Let’s Get Serious About Breath Support

by Ann S. Utterback, Ph.D. on November 5, 2015

Blowing BubblesI’ve written many posts on breathing, but I think it’s time to take it up a notch.

Breathing is the energy for speech, and not having good breath support is like driving a car with watered down gasoline.  It won’t take you very far.  Good breath support means you can control your exhalation.

You want breath support that will allow you to talk for a long time on one breath of air and also use that air to indicate emotional changes, and rate and volume variations.  Breath support also prevents trailing off at the ends of your sentences, which can lead to the dreaded glottal fry (click here for more on glottal fry).

Let’s begin with a very simplified look at how the lungs work when we breathe.  When talking about breath support, I like to think of the lungs as balloons.  We have the ability to hold the neck of a balloon and let the air out very slowly or we can release the neck and let the air burst out.  We do much the same things with our abdominal muscles when we speak as we do with our fingers on that balloon.  The abdominal muscles allow us to control the release of air.

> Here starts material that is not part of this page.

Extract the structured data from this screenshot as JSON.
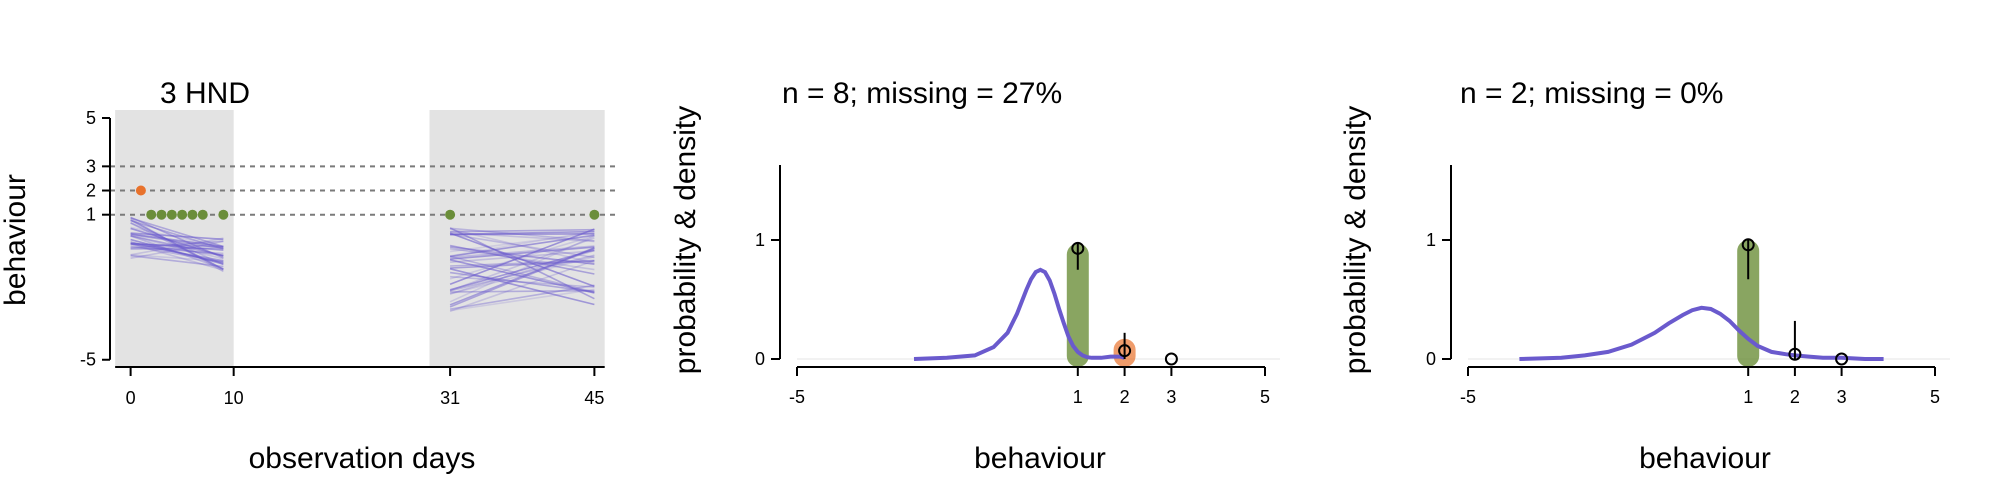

But it takes some skill and training to be able to get that abdominal control of the breath.  Let’s look at some hardcore exercises that will help create that support.

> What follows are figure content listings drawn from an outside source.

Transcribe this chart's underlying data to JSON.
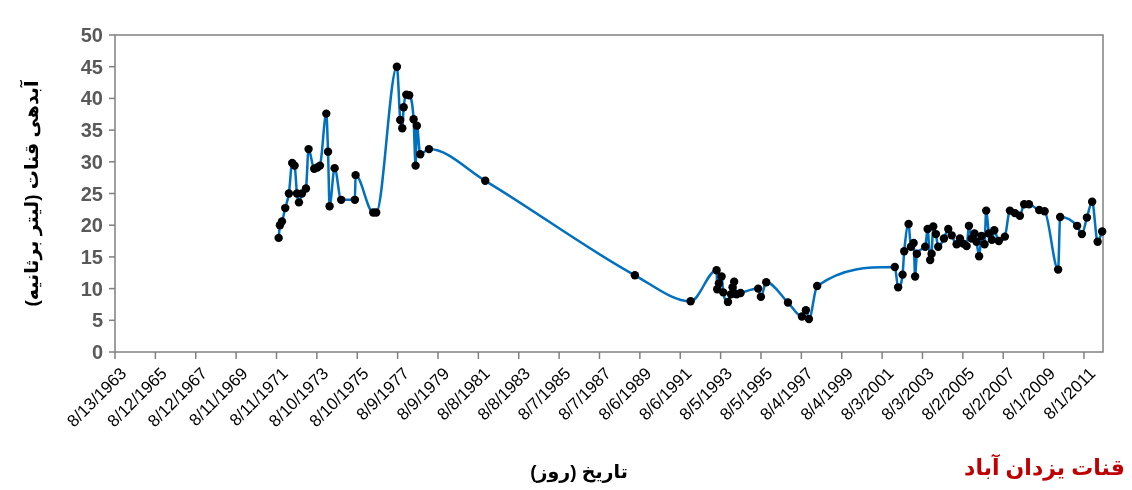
{
  "chart_data": {
    "type": "line",
    "ylabel": "آبدهی قنات (لیتر برثانیه)",
    "xlabel": "تاریخ (روز)",
    "annotations": [
      "قنات یزدان آباد"
    ],
    "xlim": [
      "1963-08-13",
      "2012-07-10"
    ],
    "ylim": [
      0,
      50
    ],
    "yticks": [
      0,
      5,
      10,
      15,
      20,
      25,
      30,
      35,
      40,
      45,
      50
    ],
    "xticks": [
      {
        "value": "1963-08-13",
        "label": "8/13/1963"
      },
      {
        "value": "1965-08-12",
        "label": "8/12/1965"
      },
      {
        "value": "1967-08-12",
        "label": "8/12/1967"
      },
      {
        "value": "1969-08-11",
        "label": "8/11/1969"
      },
      {
        "value": "1971-08-11",
        "label": "8/11/1971"
      },
      {
        "value": "1973-08-10",
        "label": "8/10/1973"
      },
      {
        "value": "1975-08-10",
        "label": "8/10/1975"
      },
      {
        "value": "1977-08-09",
        "label": "8/9/1977"
      },
      {
        "value": "1979-08-09",
        "label": "8/9/1979"
      },
      {
        "value": "1981-08-08",
        "label": "8/8/1981"
      },
      {
        "value": "1983-08-08",
        "label": "8/8/1983"
      },
      {
        "value": "1985-08-07",
        "label": "8/7/1985"
      },
      {
        "value": "1987-08-07",
        "label": "8/7/1987"
      },
      {
        "value": "1989-08-06",
        "label": "8/6/1989"
      },
      {
        "value": "1991-08-06",
        "label": "8/6/1991"
      },
      {
        "value": "1993-08-05",
        "label": "8/5/1993"
      },
      {
        "value": "1995-08-05",
        "label": "8/5/1995"
      },
      {
        "value": "1997-08-04",
        "label": "8/4/1997"
      },
      {
        "value": "1999-08-04",
        "label": "8/4/1999"
      },
      {
        "value": "2001-08-03",
        "label": "8/3/2001"
      },
      {
        "value": "2003-08-03",
        "label": "8/3/2003"
      },
      {
        "value": "2005-08-02",
        "label": "8/2/2005"
      },
      {
        "value": "2007-08-02",
        "label": "8/2/2007"
      },
      {
        "value": "2009-08-01",
        "label": "8/1/2009"
      },
      {
        "value": "2011-08-01",
        "label": "8/1/2011"
      }
    ],
    "grid": false,
    "marker": "circle",
    "line_style": "solid",
    "x": [
      "1971-09-19",
      "1971-10-12",
      "1971-11-18",
      "1972-01-16",
      "1972-03-22",
      "1972-05-21",
      "1972-07-04",
      "1972-08-15",
      "1972-09-20",
      "1972-11-14",
      "1973-01-25",
      "1973-03-13",
      "1973-06-23",
      "1973-08-17",
      "1973-10-05",
      "1974-01-27",
      "1974-02-28",
      "1974-03-28",
      "1974-06-27",
      "1974-10-24",
      "1975-06-28",
      "1975-07-11",
      "1976-05-25",
      "1976-07-18",
      "1977-07-27",
      "1977-09-25",
      "1977-11-01",
      "1977-11-26",
      "1978-01-13",
      "1978-03-06",
      "1978-05-25",
      "1978-06-30",
      "1978-07-23",
      "1978-09-22",
      "1979-02-27",
      "1981-12-10",
      "1989-05-08",
      "1992-02-10",
      "1993-05-24",
      "1993-06-05",
      "1993-07-05",
      "1993-08-23",
      "1993-09-22",
      "1993-12-16",
      "1994-02-09",
      "1994-03-09",
      "1994-04-07",
      "1994-05-20",
      "1994-08-01",
      "1995-06-15",
      "1995-08-03",
      "1995-11-08",
      "1996-12-05",
      "1997-08-14",
      "1997-10-25",
      "1997-12-19",
      "1998-05-17",
      "2002-03-21",
      "2002-05-20",
      "2002-08-08",
      "2002-09-07",
      "2002-11-25",
      "2003-01-06",
      "2003-02-24",
      "2003-03-23",
      "2003-04-24",
      "2003-09-21",
      "2003-11-04",
      "2003-12-20",
      "2004-01-15",
      "2004-02-14",
      "2004-04-02",
      "2004-05-13",
      "2004-08-25",
      "2004-11-11",
      "2005-01-12",
      "2005-04-11",
      "2005-06-10",
      "2005-08-08",
      "2005-10-09",
      "2005-11-20",
      "2006-01-08",
      "2006-03-01",
      "2006-04-07",
      "2006-05-23",
      "2006-07-06",
      "2006-08-29",
      "2006-09-28",
      "2006-11-16",
      "2007-01-09",
      "2007-02-21",
      "2007-05-14",
      "2007-09-01",
      "2007-12-01",
      "2008-02-29",
      "2008-05-29",
      "2008-08-15",
      "2008-11-09",
      "2009-05-13",
      "2009-08-19",
      "2010-04-21",
      "2010-05-27",
      "2011-03-30",
      "2011-06-24",
      "2011-09-23",
      "2011-12-27",
      "2012-04-04",
      "2012-06-25"
    ],
    "series": [
      {
        "color": "#0070c0",
        "values": [
          18.0,
          20.0,
          20.6,
          22.7,
          25.0,
          29.8,
          29.4,
          25.0,
          23.6,
          25.0,
          25.8,
          32.0,
          28.9,
          29.1,
          29.4,
          37.6,
          31.6,
          23.0,
          29.0,
          24.0,
          24.0,
          27.9,
          22.0,
          22.0,
          45.0,
          36.6,
          35.3,
          38.6,
          40.6,
          40.5,
          36.7,
          29.4,
          35.7,
          31.2,
          32.0,
          27.0,
          12.1,
          8.0,
          12.9,
          9.9,
          10.8,
          11.9,
          9.4,
          7.9,
          9.1,
          10.2,
          11.1,
          9.1,
          9.3,
          10.0,
          8.7,
          11.0,
          7.8,
          5.6,
          6.6,
          5.2,
          10.4,
          13.4,
          10.2,
          12.2,
          15.9,
          20.2,
          16.6,
          17.2,
          11.9,
          15.5,
          16.6,
          19.4,
          14.5,
          15.5,
          19.8,
          18.6,
          16.6,
          17.9,
          19.4,
          18.4,
          17.0,
          17.9,
          17.1,
          16.7,
          19.9,
          17.9,
          18.7,
          17.4,
          15.1,
          18.3,
          17.0,
          22.3,
          18.7,
          17.7,
          19.2,
          17.5,
          18.2,
          22.3,
          21.9,
          21.5,
          23.3,
          23.3,
          22.4,
          22.2,
          13.0,
          21.3,
          19.9,
          18.6,
          21.2,
          23.7,
          17.4,
          19.0
        ]
      }
    ]
  }
}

First, the basic exercise I love for building breath support is to take a deep abdominal-diaphragmatic breath (if you aren’t familiar with this type of breathing, click here for my video that has a full explanation) and then on one exhalation count out loud as high as you can.  You should be able to count to at least fifteen.  If you can (or can’t) keep doing this exercise and try to add a number each day.  Over time you should be able to get to twenty-five seconds or higher on one breath.

One thing that can sabotage your breath support is for air to escape when it shouldn’t, like before you begin to speak or when you pause.  Try this exercise.  Inhale using abdominal-diaphragmatic breathing.  Now, using your pulse as a guide (find this by putting your index and middle fingers on your wrist below your thumb), count out loud for five pulse beats.  After five, pause for a beat, and then continue to ten, pause, and count to fifteen.  You should be able to do this on one breath of air.  If you can’t, pay close attention to see if your exhaling before you begin or at the pauses.

Make these exercises part of your week so that your breath support stays strong.  Get serious about breath support!

{ 2 comments… read them below or add one }

Terry Anzur November 5, 2015 at 10:46 am

Another great column, Ann. But for professional broadcasters, I don’t think 15 is high enough.

Ann S. Utterback, Ph.D. November 5, 2015 at 12:39 pm

You’re exactly right, Terry. You’ll note that I recommend working up to 25 on one breath of air. Most of my clients have been able to do that. If they’ve been trained on a wind instrument or been a singer, they may be able to go even higher.